The impact of immunosuppressive therapy, which increases susceptibility towards bacterial infection has been considered for a long time to be largely non specific. However, former studies have provided indirect evidence that calcineurin inhibitors may affect neutrophil functions 91 92 93 94 . The decreased renal susceptibility to UPEC following CsA treatment has been attributed to NFATc1-dependent inhibition of NOD1-mediated innate immune response 47 . Figure  2 summarises the main sites of inhibitory action of CsA and FK506, and VIVIT peptides on the Ca²⁺-dependent calcineurin/NFAT signaling leading to the activation of NFAT activated genes, such as IL-2. The inhibitory effects of these agents on NOD1 signaling pathway and subsequent activation of neutrophil functions are also shown.

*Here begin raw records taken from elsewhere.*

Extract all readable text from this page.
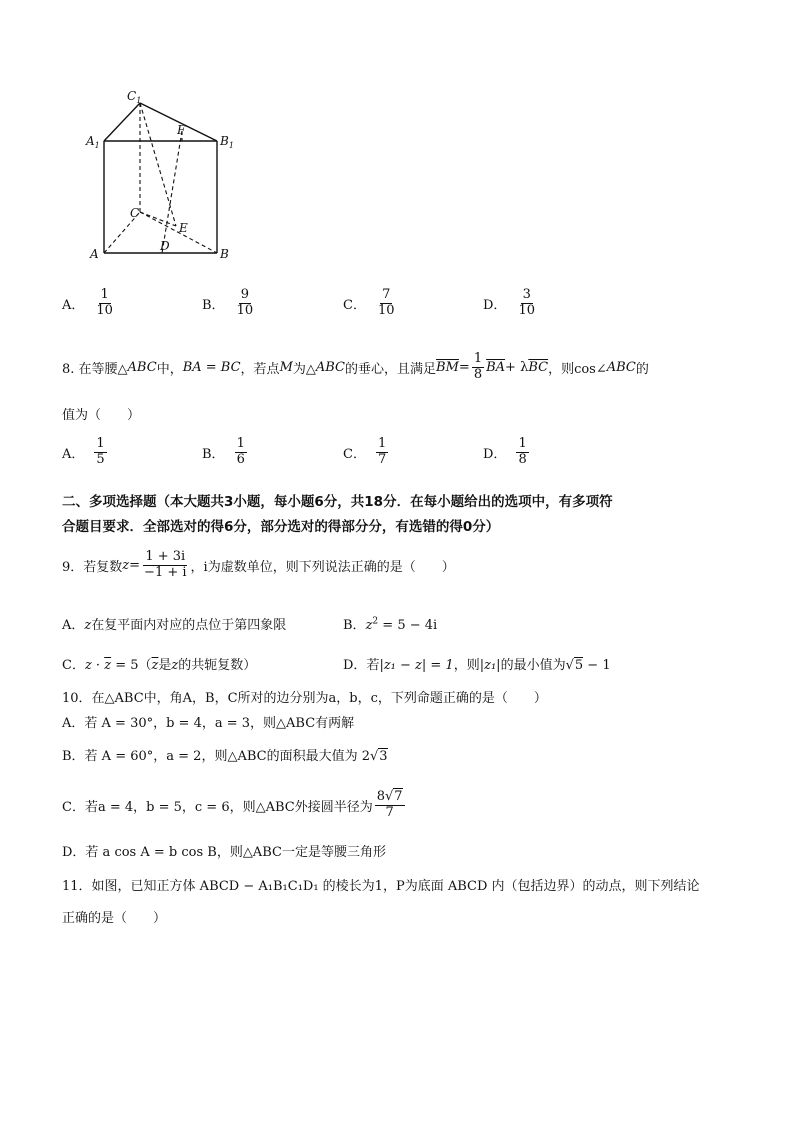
$C_1$
$A_1$	$B_1$
F
C
E
A
D
B
A． $\frac{1}{10}$	B． $\frac{9}{10}$	C． $\frac{7}{10}$	D． $\frac{3}{10}$
8. 在等腰△ ABC 中， BA = BC ，若点 M 为△ ABC 的垂心，且满足 $\overline{BM} = \frac{1}{8} \overline{BA} + \lambda$ $\overline{BC}$ ，则cos∠ ABC 的
值为（　　）
A． $\frac{1}{5}$	B． $\frac{1}{6}$	C． $\frac{1}{7}$	D． $\frac{1}{8}$
二、多项选择题（本大题共3小题，每小题6分，共18分．在每小题给出的选项中，有多项符
合题目要求．全部选对的得6分，部分选对的得部分分，有选错的得0分）
9．若复数 $z = \frac{1 + 3i}{-1 + i}$ ，i为虚数单位，则下列说法正确的是（　　）
A．z在复平面内对应的点位于第四象限	B．$z^2 = 5 - 4i$
C．$z \cdot \overline{z} = 5(\overline{z}$是z的共轭复数）	D．若|z₁ − z| = 1，则|z₁|的最小值为√5 − 1
10．在△ABC中，角A，B，C所对的边分别为a，b，c，下列命题正确的是（　　）
A．若 A = 30°，b = 4，a = 3，则△ABC有两解
B．若 A = 60°，a = 2，则△ABC的面积最大值为 2√3
C．若a = 4，b = 5，c = 6，则△ABC外接圆半径为 $\frac{8√7}{7}$
D．若 a cos A = b cos B，则△ABC一定是等腰三角形
11．如图，已知正方体 ABCD − A₁B₁C₁D₁ 的棱长为1，P为底面 ABCD 内（包括边界）的动点，则下列结论
正确的是（　　）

CsA may differently affect immune receptors. CsA, which inhibits Nod1 mRNA expression in myeloid cells, also blunts Tlr4 mRNA expression without affecting Nod1 and Nod2 expression in renal tubule cells, suggesting that the combined decrease in TLR4 mRNA and protein expression in renal tubule cells and in NOD1 in myeloid cells caused by CsA should contribute to the observed decreased resistance to UPEC 47 . Immunosuppressant therapy increases the susceptibility towards bacterial and viral infection, which explains the incidence of infectious events in solid organ recipients. However, the concentrations of calcineurin inhibitors generally used in vitro are generally about 10-fold higher than those used in humans to prevent activation of lymphoid cells. The question arises as to whether or not the concentration of calcineurin inhibitors used during current immunosuppressive regimens are sufficient to fully suppress NFATc in myeloid cells. We reported that incubating murine myeloid cells with a concentration of 100 nM (~ 120 ng/ml) CsA, which is in the same range as the serum concentrations of CsA found in renal transplant recipients, markedly downregulated the expression of NOD1 (but not of TLR2 and TLR4). Clinical studies also evidenced a similar decrease in NOD1 mRNA and functional response in leukocytes from transplant recipients treated with CsA 47 . These findings suggest that low concentrations of CsA can be sufficient to impair NFAT activation and/or nuclear residence. By contrast to the observation that FK506 can induce reduced responsiveness to LPS in DCs and macrophages 95 , Tourneur et al. 47 did not evidence marked decrease in either LPS- or Pam3CSK4-induced IL-8 production in intact leukocytes from transplant recipients receiving CsA. Given that interplays between NODs and TLRs can be critical for the induction of protective immune responses 52 96 , it cannot be excluded that the possible induction of TLR4 tolerance together with decreased NOD1-mediated phagocytic functions caused by calcineurin inhibitors contribute to impaired resistance of transplant recipients to UPEC colonizing renal grafts. A better understanding of the mechanism of activation of small Rho GTPases and NOD1 by virulent effectors produced by pathogens should provide new insights in the mechanisms triggering bacterial phagocytosis.